Why the Update Was Needed
The previous CRI guidelines, last revised in 2017, struggled to keep pace with the rapid advancements in emerging technologies like AI, blockchain, and quantum computing. The 2025 revision is the result of a multi-stage consultation process, incorporating feedback from industry, academia, and legal experts. It aims to bring clarity, consistency, and global alignment to India’s patent examination practices.
Key Highlights of the 2025 CRI Guidelines
Comprehensive Jurisprudence Integration: The guidelines reflect 19 recent Indian legal precedents up to 2024, including landmark rulings such as Microsoft Technology Licensing LLC v. Assistant Controller and Ferid Allani v. Union of India. These cases provide clarity on the interpretation of Section 3(k) of the Patents Act, particularly regarding the exclusion of ‘computer programmes per se’ and the admissibility of inventions that demonstrate a technical effect or advancement.
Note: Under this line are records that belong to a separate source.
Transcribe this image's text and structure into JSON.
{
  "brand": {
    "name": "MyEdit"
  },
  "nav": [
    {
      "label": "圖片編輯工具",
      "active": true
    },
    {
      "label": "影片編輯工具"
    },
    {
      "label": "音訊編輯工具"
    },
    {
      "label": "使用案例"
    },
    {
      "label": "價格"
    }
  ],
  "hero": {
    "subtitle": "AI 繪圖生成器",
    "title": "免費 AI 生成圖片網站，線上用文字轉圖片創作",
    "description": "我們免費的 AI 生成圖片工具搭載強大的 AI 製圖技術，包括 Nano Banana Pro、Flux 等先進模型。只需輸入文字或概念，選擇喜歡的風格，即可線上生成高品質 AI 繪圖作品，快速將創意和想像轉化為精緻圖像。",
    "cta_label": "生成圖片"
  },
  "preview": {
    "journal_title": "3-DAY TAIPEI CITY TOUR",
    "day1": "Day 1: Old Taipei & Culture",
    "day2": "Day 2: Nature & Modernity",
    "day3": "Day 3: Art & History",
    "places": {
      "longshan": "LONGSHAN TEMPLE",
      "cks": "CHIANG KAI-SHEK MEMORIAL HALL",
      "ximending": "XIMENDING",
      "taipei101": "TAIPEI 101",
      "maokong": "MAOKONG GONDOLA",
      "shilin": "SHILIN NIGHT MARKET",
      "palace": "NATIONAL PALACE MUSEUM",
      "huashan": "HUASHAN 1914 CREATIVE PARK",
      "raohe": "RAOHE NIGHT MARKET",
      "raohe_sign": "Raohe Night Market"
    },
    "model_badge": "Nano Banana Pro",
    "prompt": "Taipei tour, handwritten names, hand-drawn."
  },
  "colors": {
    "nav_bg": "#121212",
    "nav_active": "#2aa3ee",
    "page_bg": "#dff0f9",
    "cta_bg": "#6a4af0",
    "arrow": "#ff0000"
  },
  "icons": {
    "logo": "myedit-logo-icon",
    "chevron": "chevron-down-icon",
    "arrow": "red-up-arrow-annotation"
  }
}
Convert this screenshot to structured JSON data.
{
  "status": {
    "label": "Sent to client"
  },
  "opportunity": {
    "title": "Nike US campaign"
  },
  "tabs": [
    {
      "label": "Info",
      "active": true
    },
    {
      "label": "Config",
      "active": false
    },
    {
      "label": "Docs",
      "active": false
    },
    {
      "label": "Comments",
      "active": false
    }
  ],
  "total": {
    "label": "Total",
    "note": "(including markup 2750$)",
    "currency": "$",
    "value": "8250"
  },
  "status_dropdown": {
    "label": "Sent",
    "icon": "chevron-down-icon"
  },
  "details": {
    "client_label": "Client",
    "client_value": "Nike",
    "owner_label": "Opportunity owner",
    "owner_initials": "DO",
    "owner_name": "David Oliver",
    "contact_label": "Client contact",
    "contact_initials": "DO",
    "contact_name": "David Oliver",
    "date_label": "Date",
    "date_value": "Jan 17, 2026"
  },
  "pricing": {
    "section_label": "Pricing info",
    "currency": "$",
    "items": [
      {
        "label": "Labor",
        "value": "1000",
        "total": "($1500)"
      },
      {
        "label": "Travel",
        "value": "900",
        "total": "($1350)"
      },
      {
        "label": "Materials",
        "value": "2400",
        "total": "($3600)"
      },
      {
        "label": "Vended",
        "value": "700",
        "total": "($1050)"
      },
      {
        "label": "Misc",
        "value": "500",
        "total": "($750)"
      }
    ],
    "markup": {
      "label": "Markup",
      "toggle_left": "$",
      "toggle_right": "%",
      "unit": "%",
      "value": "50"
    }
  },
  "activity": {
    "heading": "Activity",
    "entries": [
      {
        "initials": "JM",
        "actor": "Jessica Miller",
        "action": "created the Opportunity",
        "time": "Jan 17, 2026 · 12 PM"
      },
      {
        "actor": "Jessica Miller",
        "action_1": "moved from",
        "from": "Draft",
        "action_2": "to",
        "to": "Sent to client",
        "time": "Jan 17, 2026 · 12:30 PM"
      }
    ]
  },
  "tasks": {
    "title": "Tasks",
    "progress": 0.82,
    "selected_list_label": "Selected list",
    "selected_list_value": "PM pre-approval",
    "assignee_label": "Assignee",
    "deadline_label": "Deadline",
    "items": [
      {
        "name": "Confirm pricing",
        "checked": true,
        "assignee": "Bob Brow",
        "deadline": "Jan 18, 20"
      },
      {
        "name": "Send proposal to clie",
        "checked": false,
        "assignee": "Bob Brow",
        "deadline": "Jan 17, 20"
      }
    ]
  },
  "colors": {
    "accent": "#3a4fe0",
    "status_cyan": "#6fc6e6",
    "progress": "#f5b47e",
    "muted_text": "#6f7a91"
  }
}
Structured Stepwise Assessment of Section 3(k): The guidelines introduce a step-by-step evaluation framework supported by flowcharts and over 40 scenario-based examples that distinguish patentable CRIs (often involving technical contribution) from non-patentable subject matter. This reduces subjective examiner interpretations and increases procedural predictability.
Novel and In-Depth Disclosure Requirements: Especially for AI-and ML-related inventions, the guidelines require precise disclosure of invention details, such as:
- Network architecture and parameter settings in ML models,
- Nature and handling of training data,
- Algorithmic procedures encompassing activation functions and learning strategies are included,
- Environment dynamics in reinforcement learning,
- Cryptographic and consensus mechanisms for blockchain inventions.
This ensures Applicants sufficiently describe what the invention is and how it achieves the claimed technical effect to fulfill the sufficiency of disclosure mandate.
Technical Effect and Technical Advancement as Core Patentability Criteria: Inventions must clearly demonstrate tangible improvements over prior art systems or methods—examples include increased processing speed, reduced computing resources, enhanced security protocols, better network communication, or real-time operational gains. Automating business methods or presenting data in an abstract manner, without technical substance, remains outside the scope of patentable subject matter.
Clarified Patentable Subject Matter Formats: Both- system and method claims- linked to hardware or specific machines (beyond general-purpose computers) are recognized. Use of means-plus-function style claims may be permissible provided structural details are adequately supported in the specification.
Conclusion
India’s 2025 CRI Guidelines represent a landmark shift in the country’s approach to software and AI patenting. By aligning with global best practices and judicial precedents, the guidelines aim to foster a more predictable, transparent, and innovation-friendly patent ecosystem.